A resposta até quase um leigo em direito a alvitrava: não, não pode.
Salvo melhor entendimento, parece-nos perfeitamente clara a ilicitude do objecto (4), do conteúdo do contrato descrito na petição inicial, assim como da sua finalidade.
Um tal acordo, que contemplava a criação de uma sociedade, com interposição fictícia de pessoa, e todo um conjunto de actos tendentes a conseguir que o Autor passasse a não «possuir bens e direitos registados em seu nome» para não «ser “incomodado” pelos credores», desde logo, constitui uma verdadeira fraude à lei. Aliás, a criação de uma sociedade com o objectivo de frustrar a garantia patrimonial dos credores é precisamente um dos exemplos que é apontado como de fraude à lei (5). Opera-se uma manipulação da realidade fáctica e jurídica, através da criação ou conjugação artificial de factos ou situações jurídicas, para defraudar o direito aplicável. Há um acordo entre as partes para fugir a determinado quadro legal e, por via da sua celebração, alcança-se um resultado reprovado pelo direito.
A consequência do contrato em fraude à lei é a nulidade, porque o acto em fraude à lei deve ser equiparado ao acto contrário à lei ou porque a lei que proíbe um resultado também proíbe os meios de atingir esses resultados (6). Como referem Pires de Lima e Antunes Varela (7), «é contrário à lei o negócio cuja realização material se não pode impedir, mas que a lei reprova, considerando-o ferido de nulidade».
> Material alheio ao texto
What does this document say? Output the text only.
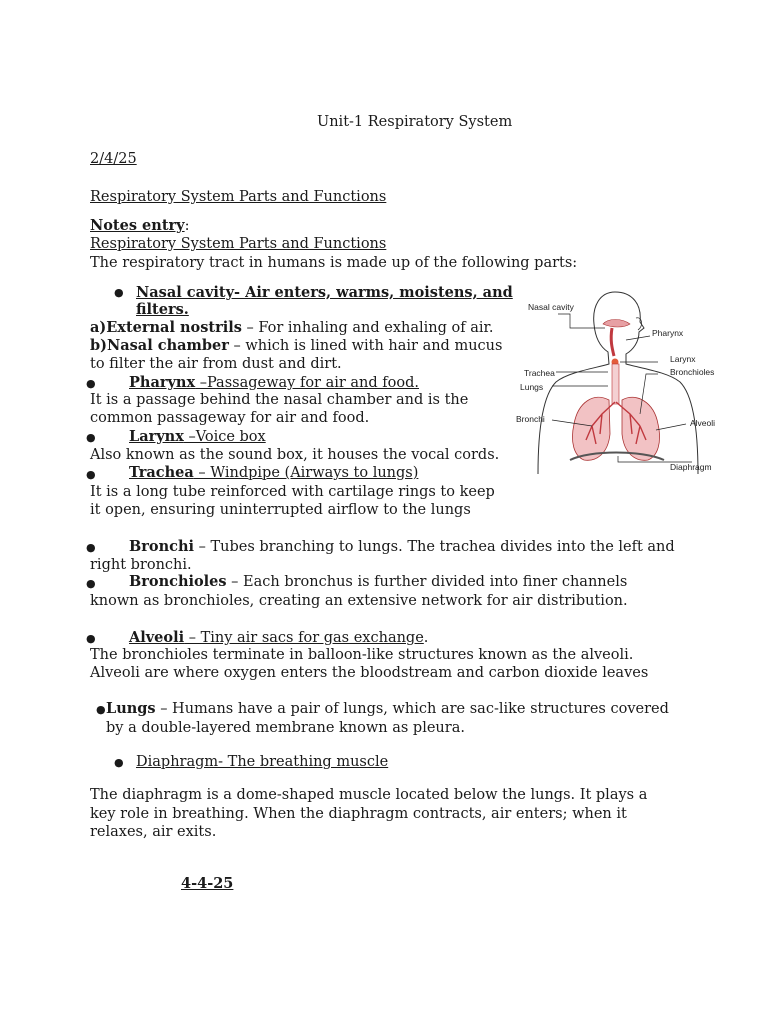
Unit-1 Respiratory System
2/4/25
Respiratory System Parts and Functions
Notes entry:
Respiratory System Parts and Functions
The respiratory tract in humans is made up of the following parts:
● Nasal cavity- Air enters, warms, moistens, and
filters.
a)External nostrils – For inhaling and exhaling of air.
b)Nasal chamber – which is lined with hair and mucus
to filter the air from dust and dirt.
● Pharynx –Passageway for air and food.
It is a passage behind the nasal chamber and is the
common passageway for air and food.
● Larynx –Voice box
Also known as the sound box, it houses the vocal cords.
● Trachea – Windpipe (Airways to lungs)
It is a long tube reinforced with cartilage rings to keep
it open, ensuring uninterrupted airflow to the lungs
● Bronchi – Tubes branching to lungs. The trachea divides into the left and
right bronchi.
● Bronchioles – Each bronchus is further divided into finer channels
known as bronchioles, creating an extensive network for air distribution.
● Alveoli – Tiny air sacs for gas exchange.
The bronchioles terminate in balloon-like structures known as the alveoli.
Alveoli are where oxygen enters the bloodstream and carbon dioxide leaves
● Lungs – Humans have a pair of lungs, which are sac-like structures covered
by a double-layered membrane known as pleura.
● Diaphragm- The breathing muscle
The diaphragm is a dome-shaped muscle located below the lungs. It plays a
key role in breathing. When the diaphragm contracts, air enters; when it
relaxes, air exits.
4-4-25
Nasal cavity
Pharynx
Larynx
Trachea	Bronchioles
Lungs
Bronchi	Alveoli
Diaphragm
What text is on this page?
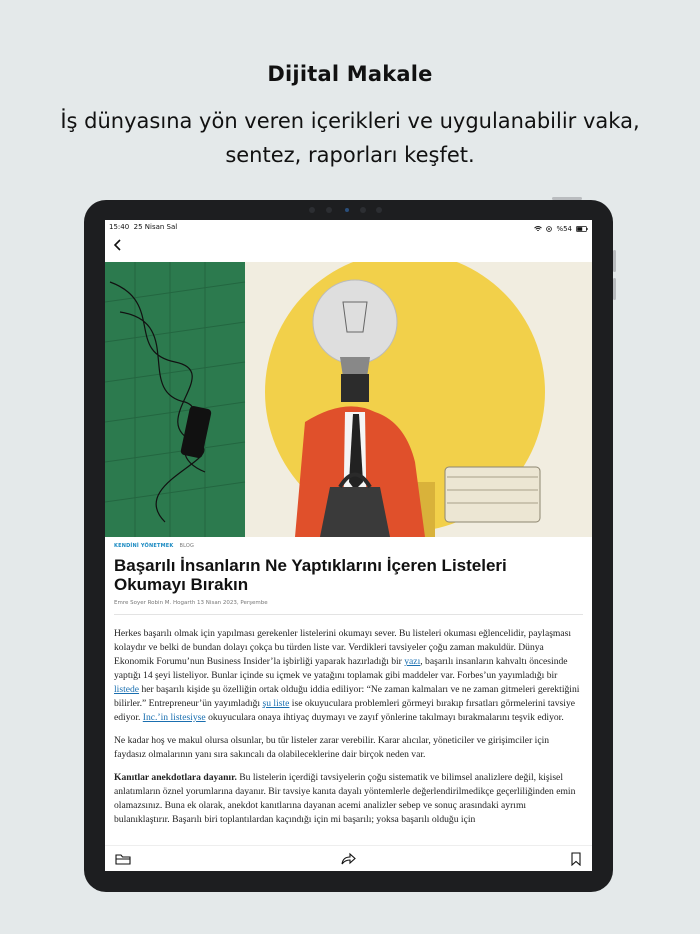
Dijital Makale
İş dünyasına yön veren içerikleri ve uygulanabilir vaka, sentez, raporları keşfet.
15:40 25 Nisan Sal	%54
KENDİNİ YÖNETMEK BLOG
Başarılı İnsanların Ne Yaptıklarını İçeren Listeleri Okumayı Bırakın
Emre Soyer Robin M. Hogarth 13 Nisan 2023, Perşembe

Herkes başarılı olmak için yapılması gerekenler listelerini okumayı sever. Bu listeleri okuması eğlencelidir, paylaşması kolaydır ve belki de bundan dolayı çokça bu türden liste var. Verdikleri tavsiyeler çoğu zaman makuldür. Dünya Ekonomik Forumu’nun Business Insider’la işbirliği yaparak hazırladığı bir yazı, başarılı insanların kahvaltı öncesinde yaptığı 14 şeyi listeliyor. Bunlar içinde su içmek ve yatağını toplamak gibi maddeler var. Forbes’un yayımladığı bir listede her başarılı kişide şu özelliğin ortak olduğu iddia ediliyor: “Ne zaman kalmaları ve ne zaman gitmeleri gerektiğini bilirler.” Entrepreneur’ün yayımladığı şu liste ise okuyuculara problemleri görmeyi bırakıp fırsatları görmelerini tavsiye ediyor. Inc.’in listesiyse okuyuculara onaya ihtiyaç duymayı ve zayıf yönlerine takılmayı bırakmalarını teşvik ediyor.

Ne kadar hoş ve makul olursa olsunlar, bu tür listeler zarar verebilir. Karar alıcılar, yöneticiler ve girişimciler için faydasız olmalarının yanı sıra sakıncalı da olabileceklerine dair birçok neden var.

Kanıtlar anekdotlara dayanır. Bu listelerin içerdiği tavsiyelerin çoğu sistematik ve bilimsel analizlere değil, kişisel anlatımların öznel yorumlarına dayanır. Bir tavsiye kanıta dayalı yöntemlerle değerlendirilmedikçe geçerliliğinden emin olamazsınız. Buna ek olarak, anekdot kanıtlarına dayanan acemi analizler sebep ve sonuç arasındaki ayrımı bulanıklaştırır. Başarılı biri toplantılardan kaçındığı için mi başarılı; yoksa başarılı olduğu için
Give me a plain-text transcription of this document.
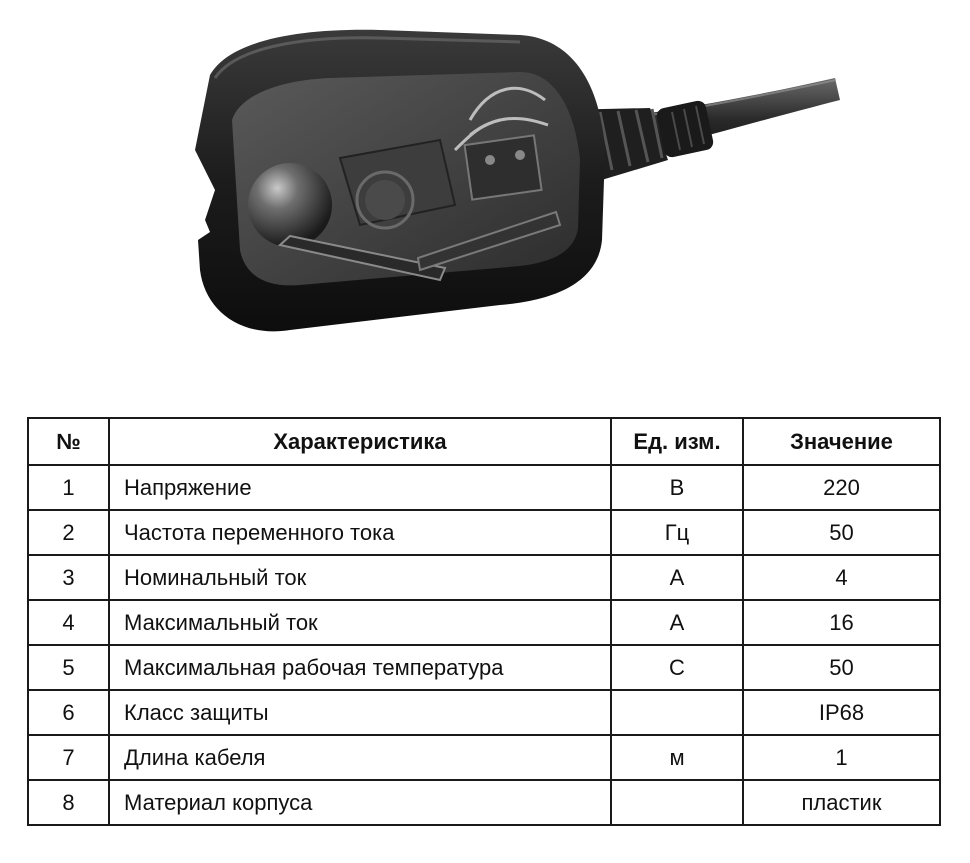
№	Характеристика	Ед. изм.	Значение
1	Напряжение	В	220
2	Частота переменного тока	Гц	50
3	Номинальный ток	А	4
4	Максимальный ток	А	16
5	Максимальная рабочая температура	С	50
6	Класс защиты		IP68
7	Длина кабеля	м	1
8	Материал корпуса		пластик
Sendo, no apontado sentido, um negócio “contrário à lei”, desde logo seria nulo nos termos do disposto no artigo 280º, nº 1, do Código Civil. Essa contrariedade à lei é bem evidenciada na sentença, ao afirmar que, na «versão do A., a X foi criada como veículo para a comissão de pelo menos dois crimes de frustração de créditos, p. e. p. pelo art. 88.º/1 RGIT - um praticado em nome próprio, outro em nome da Y Têxteis Lda., de que era sócio-gerente». Na parte em que se evidencia que a sociedade foi criada “como veículo”, fica bem patente que o instituto mais próximo da fraude à lei é a simulação. Pode até coincidir fraude à lei e simulação, como é o caso da simulação para fraude à lei.
Mas, mesmo que o acordo celebrado não constituísse uma fraude à lei, sempre haveria de se entender, como se fez na sentença, que seria nulo por contrariar a ordem pública, entendida como o conjunto de princípios fundamentais imanentes ao ordenamento jurídico e formando as traves mestras em que se alicerça a ordem económica e social (8). Um acordo como o alegado pelo Autor é reprovado pela ordem jurídica por através da sua execução se alcançar um resultado censurável.
Há um conjunto de princípios gerais que regem o ordenamento jurídico, no sentido de conterem regras gerais que inspiram o direito positivo. E um dos princípios fundamentais é a actuação do sujeito com lealdade e boa fé na relação com os outros, pelo que atenta contra esse princípio quem celebre um contrato com vista a prejudicar directa, intencionalmente e deliberadamente terceiros, em proveito próprio. Aliás, basta pensar que a generalização de tal tipo de acordos é susceptível de pôr em causa a ordem pública, repugnam ao cidadão médio e são nefastos para a vida em sociedade – são verdadeiramente anti-sociais.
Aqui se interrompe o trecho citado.